В другое время она бы задала несколько вопросов. Кто они? Как их нашли? Почему ждали в этой дыре? Почему гриф на бирюзовом шнуре не сработал? О, сколько вопросов, на которые ей требовались ответы.
Но ситуация, в которую она угодила, не располагала к беседам.
Встав, Лавиани сделала шаг, едва не споткнувшись о тело первого убийцы. Вспомнила об арбалете, подняла небольшую савьятскую игрушку, направилась к лестнице. Едва не скатилась по ней, промахнувшись ногой мимо ступеньки, плюясь и сморкаясь. Те, кто жил здесь, оказались невероятно разумны и не лезли под руку. Даже не появились, забаррикадировавшись в одной из комнат.

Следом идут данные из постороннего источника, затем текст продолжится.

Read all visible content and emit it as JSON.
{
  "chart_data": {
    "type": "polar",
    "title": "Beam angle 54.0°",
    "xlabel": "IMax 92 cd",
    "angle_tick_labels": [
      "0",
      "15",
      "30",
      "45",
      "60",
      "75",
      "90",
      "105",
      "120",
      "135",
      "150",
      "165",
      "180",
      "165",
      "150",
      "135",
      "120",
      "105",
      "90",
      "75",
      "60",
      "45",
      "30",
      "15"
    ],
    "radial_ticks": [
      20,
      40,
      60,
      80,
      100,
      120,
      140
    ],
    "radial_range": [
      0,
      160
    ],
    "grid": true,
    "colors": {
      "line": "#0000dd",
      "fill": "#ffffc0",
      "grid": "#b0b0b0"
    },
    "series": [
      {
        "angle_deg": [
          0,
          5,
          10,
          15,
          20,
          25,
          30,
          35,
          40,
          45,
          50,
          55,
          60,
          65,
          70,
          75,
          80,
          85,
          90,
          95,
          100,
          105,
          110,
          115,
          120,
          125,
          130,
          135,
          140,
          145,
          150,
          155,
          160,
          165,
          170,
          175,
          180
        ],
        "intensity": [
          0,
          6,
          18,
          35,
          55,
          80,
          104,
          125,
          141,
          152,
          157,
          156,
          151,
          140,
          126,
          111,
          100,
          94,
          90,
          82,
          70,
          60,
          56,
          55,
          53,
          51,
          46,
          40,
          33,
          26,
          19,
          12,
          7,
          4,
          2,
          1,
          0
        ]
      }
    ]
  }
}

Сойка была им за это премного благодарна, ибо совершенно не хотела общаться с кем бы то ни было.
Она с трудом видела очертания комнаты, постоянно смаргивая слезы. Лавиани про себя усмехнулась – давно ей не доводилось столько плакать за одну ночь.
Что-то ударило в надежную крепкую входную дверь, и та содрогнулась.
Женщина подняла арбалет. Петли не выдержали, их вырвало вместе со створкой, рухнувшей в помещение. Тетива щелкнула, и болт угодил ворвавшемуся куда-то под грудь. Было слышно, как треснуло ребро от удара, но незваный гость не упал, лишь пошатнулся, шагнув к ней.
– Ошиблась, с кем не бывает, – пробормотала сойка, но на деле издала лишь какие-то шипящие звуки вместо слов и решила, что глупо извиняться перед мертвецом.
– Вкус, точно жую старую подошву. – Лавиани ощущала себя верблюдом, который безостановочно плюется.
И слюна у нее была темно-синей, когда Шерон сунула ей какой-то странный корешок, извлеченный со дна сумки. Вид у него был неаппетитный, но сойка старательно жевала, пока огонь в ее крови не угас.
– Тебе повезло. – Бланка стояла в дверях, опираясь на посох. – Мутский ледяной перец опасная вещь. Будь концентрация чуть больше, и ты могла ослепнуть. Двое слепых в одной компании – это уже перебор.
Лавиани мрачно посмотрела на рыжеволосую, чувствуя, как пылает кожа на лице.
– Понимаешь в ядах?
Бланка хмыкнула, думая о чем-то своем, непостижимом.
– Мой муж, да и твой знакомый Сегу, сделавший со мной… – бледная рука коснулась повязки, скрывавшей пустые глазницы, – могли бы рассказать об этом гораздо больше.
Лавиани оскалилась, сотворив нечто похожее на улыбку:
– Хороший повод не пить с тобой вино. Рассветет через час, и нам надо пошевеливаться. – Она посмотрела на Тэо, который сидел привалившись спиной к грязной стене. Глаза у него были сонные, и говорил он с трудом. – Ты точно в состоянии идти, мальчик?